Società

Tetto stipendi a Montecitorio, la farsa dei tetti netti (e non lordi)

Ci sono deputati che, ogni tanto, inaspettatamente, si guadagnano il loro stipendio non solo facendoci passare minuti di intenso piacere ma anche dicendo, vox clamantis in deserto, che il “re è nudo”. È il caso di Andrea Vecchio, di Scelta Civica, le cui parole sulla farsa del taglio agli stipendi ai dipendenti della Camera sarebbero da ricordare, per la loro lucidità unita a una certa dose di ironia e sarcasmo. Il tetto agli stipendi deciso pomposamente dagli Uffici di Presidenza della Camera è una mezza farsa. Infatti, come ha scritto Vecchio, suscitando, chissà perché, persino le ire del suo partito tutto rigore, tagli e meritocrazia, “molti dipendenti continueranno a superare il tetto dei 240.000 euro, il che significa che un commesso con qualche decina di anni di servizio guadagnerà più di un’astronauta, di un primario di chirurgia oncologica e di un ingegnere”.

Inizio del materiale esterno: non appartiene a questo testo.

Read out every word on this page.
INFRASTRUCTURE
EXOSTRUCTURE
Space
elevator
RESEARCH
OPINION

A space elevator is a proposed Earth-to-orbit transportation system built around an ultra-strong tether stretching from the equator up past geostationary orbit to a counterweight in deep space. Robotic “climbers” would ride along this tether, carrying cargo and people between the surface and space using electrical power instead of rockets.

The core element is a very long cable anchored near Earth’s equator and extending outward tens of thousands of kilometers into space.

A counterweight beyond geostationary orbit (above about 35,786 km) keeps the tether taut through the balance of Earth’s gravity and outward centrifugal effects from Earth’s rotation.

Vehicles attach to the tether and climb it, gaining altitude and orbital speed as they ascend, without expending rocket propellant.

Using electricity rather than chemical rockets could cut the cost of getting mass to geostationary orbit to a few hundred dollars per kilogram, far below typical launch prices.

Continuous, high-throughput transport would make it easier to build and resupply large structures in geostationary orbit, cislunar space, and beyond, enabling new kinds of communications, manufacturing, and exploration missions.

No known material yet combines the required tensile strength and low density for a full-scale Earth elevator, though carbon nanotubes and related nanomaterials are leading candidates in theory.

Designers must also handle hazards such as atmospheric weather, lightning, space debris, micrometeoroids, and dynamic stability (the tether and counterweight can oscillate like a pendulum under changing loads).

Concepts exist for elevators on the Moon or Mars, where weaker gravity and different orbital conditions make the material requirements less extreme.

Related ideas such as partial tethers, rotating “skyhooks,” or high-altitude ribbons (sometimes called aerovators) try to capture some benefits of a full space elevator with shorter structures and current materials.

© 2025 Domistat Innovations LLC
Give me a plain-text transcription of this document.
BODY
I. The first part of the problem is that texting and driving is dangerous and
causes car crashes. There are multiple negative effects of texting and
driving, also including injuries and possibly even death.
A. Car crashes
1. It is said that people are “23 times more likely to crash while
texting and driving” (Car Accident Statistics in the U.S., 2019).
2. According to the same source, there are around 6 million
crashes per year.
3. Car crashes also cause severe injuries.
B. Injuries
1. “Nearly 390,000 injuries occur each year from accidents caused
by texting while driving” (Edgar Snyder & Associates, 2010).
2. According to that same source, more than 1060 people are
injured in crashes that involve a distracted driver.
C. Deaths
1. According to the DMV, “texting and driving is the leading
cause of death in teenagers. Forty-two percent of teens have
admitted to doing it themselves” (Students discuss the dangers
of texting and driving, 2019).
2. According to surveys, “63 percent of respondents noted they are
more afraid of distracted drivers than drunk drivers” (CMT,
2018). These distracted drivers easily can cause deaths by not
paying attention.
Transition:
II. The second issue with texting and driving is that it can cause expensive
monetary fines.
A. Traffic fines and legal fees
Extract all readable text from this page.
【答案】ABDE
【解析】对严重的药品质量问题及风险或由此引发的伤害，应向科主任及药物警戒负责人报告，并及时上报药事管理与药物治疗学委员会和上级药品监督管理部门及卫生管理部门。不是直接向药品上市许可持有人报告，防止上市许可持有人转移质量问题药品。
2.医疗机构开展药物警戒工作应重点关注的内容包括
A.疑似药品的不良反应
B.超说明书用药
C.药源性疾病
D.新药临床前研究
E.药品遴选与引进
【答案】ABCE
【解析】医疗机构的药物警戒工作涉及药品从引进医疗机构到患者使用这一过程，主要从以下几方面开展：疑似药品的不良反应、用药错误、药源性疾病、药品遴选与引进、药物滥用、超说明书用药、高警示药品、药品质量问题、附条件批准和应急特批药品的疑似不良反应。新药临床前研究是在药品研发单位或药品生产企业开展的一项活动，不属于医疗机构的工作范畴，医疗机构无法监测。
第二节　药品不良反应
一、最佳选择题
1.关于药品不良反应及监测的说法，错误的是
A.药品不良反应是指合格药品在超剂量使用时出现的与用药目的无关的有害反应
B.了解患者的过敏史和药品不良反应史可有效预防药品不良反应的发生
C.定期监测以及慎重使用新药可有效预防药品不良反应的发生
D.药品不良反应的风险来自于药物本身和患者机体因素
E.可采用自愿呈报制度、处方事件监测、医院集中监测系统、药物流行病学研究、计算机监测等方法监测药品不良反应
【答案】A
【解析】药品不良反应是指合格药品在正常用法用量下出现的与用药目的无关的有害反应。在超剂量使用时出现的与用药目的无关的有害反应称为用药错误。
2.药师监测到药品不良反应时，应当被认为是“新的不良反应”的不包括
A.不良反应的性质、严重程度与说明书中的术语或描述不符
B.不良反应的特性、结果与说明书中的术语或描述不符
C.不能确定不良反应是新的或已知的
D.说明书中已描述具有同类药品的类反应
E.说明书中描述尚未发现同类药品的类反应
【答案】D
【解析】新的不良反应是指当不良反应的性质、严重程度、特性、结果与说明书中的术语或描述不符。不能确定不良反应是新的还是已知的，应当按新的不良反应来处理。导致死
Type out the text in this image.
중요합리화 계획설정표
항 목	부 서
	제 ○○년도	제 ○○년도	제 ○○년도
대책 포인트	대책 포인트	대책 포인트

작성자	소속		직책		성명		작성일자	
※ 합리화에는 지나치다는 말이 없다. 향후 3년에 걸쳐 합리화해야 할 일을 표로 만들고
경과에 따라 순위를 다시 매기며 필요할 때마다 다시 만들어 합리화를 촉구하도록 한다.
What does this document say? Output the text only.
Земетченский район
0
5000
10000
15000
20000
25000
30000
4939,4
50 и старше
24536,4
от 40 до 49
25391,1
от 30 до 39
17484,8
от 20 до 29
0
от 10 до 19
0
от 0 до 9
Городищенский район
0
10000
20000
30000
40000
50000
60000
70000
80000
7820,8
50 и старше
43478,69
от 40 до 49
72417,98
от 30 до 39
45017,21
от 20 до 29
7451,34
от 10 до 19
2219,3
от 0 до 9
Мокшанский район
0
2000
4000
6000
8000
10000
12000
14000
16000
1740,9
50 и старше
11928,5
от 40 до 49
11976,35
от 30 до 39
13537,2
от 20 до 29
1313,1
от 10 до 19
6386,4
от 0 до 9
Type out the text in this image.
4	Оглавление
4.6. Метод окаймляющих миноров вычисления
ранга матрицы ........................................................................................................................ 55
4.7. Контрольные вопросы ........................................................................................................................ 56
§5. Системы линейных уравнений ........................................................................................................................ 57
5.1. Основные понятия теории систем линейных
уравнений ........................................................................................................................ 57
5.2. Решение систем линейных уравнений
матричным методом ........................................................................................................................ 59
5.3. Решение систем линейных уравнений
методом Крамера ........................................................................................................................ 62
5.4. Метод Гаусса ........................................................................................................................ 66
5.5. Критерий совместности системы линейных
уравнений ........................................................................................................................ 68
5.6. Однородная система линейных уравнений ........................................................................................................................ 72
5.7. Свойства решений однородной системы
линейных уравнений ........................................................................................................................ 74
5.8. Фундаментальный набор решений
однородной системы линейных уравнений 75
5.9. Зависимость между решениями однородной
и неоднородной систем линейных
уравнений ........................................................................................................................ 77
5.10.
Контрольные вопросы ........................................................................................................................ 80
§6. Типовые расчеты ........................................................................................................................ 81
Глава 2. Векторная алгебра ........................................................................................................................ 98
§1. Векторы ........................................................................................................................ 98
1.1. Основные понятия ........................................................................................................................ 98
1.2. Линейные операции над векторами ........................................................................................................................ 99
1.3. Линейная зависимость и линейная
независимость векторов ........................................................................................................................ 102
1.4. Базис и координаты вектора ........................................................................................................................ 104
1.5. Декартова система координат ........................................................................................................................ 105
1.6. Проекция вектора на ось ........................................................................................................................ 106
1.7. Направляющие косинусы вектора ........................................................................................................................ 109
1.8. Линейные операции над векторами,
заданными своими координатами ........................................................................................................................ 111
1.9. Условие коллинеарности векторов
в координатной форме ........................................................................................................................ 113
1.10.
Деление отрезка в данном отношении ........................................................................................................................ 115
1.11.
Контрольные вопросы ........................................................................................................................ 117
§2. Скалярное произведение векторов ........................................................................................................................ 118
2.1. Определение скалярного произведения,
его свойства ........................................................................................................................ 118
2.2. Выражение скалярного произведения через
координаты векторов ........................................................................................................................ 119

Di più: oltre a costare immensamente, i dipendenti della Camera, secondo Vecchio, sono “improduttivi”, “grottescamente remissivi e servizievoli con i cosiddetti onorevoli” e percepiscono “buste paga da sogno senza avere nessuna competenza che le giustifichi”. Al di là di qualche aggettivo di troppo (il deputato ha scritto nella nota “mansuetudine bovina”) e di una generalizzazione forse un filo demagogica – ma avendo avuto modo di conoscere l’ambiente dall’interno posso assicurare che Vecchio non ha tutti i torti – lo scandalo è talmente grave da rendere veramente poco comprensibili, piuttosto, le reazioni  difensive di Laura Boldrini e Marina Sereni, rispettivamente presidente e vicepresidente di Montecitorio. Le quali, inconsapevoli di aver portato a casa un compromesso che ai loro occhi appare miracoloso, mentre agli occhi di chi guarda fuori resta del tutto insufficiente – i tetti restano comunque altissimi e i tagli saranno progressivi – hanno attaccato Vecchio, invece dei sindacati che vogliono portare in tribunale, agitando la Costituzione…l’ufficio di presidenza della Camera.

Ma la cattiva coscienza di questa operazione è evidente soprattutto in un fatto: che incredibilmente, per i dipendenti della Camera lo stipendio calcolato non è quello lordo, come per tutti i comunissimi mortali, i quali si ritrovano esclusi da servizi essenziali con Isee da 10.000 euro lordi all’anno, ma – incredibile!! – quello al netto di oneri previdenziali e di indennità di funzione, il che dovrebbe rendere obbligatorio tirare fuori le vere cifre, non “vendere” tetti che poi sono falsi nella realtà. 

È chiaro: sparare sugli stipendi dei dipendenti della Camera è fin troppo facile, mentre ci sono privilegi ben più silenziosi e nascosti o altri sui quali si è fatto molto meno (in assoluto: i vitalizi). Ma resta il fatto che i dipendenti non possono  pretendere tutti gli onori che derivano dal far parte di un’istituzione prestigiosa e poi non accettare ciò che questa prestigiosa istituzione decide su di loro. La politica dà e la politica toglie, forse dovrebbero farsene una ragione. Sono un simbolo, e per quanto scomodo anche questo, con un po’ di lucidità, dovrebbe essere loro auto-evidente. Neanche il più privilegiato ama vedersi tagliare i propri privilegi, specie quando si tratta di consistenti parti dello stipendio, ma stiamo parlando di stipendi così alti, così carichi di benefit di ogni tipo e del tutto non commisurati con merito e prestazioni che il silenzio sarebbe stato preferibile ad alla contestazione garibaldina…in difesa dello status quo

Ma poi quei dipendenti dovrebbero vederla anche in termini di autotutela. Ormai è rimasto solo Renzi a inneggiare all’ottimismo, visto che lo stesso Padoan sta ormai da tempo paventando per l’Italia una situazione drammatica, lo spettro di una crisi senza fine, che rischia di far saltare la coesione sociale. In questo clima di guerra tra poveri, chi fa parte dell’ancien régime farebbe bene a dare segni di apertura, almeno per evitare linciaggi, verbali e magari anche reali. Per i più lungimiranti non dovrebbe essere difficile capirlo.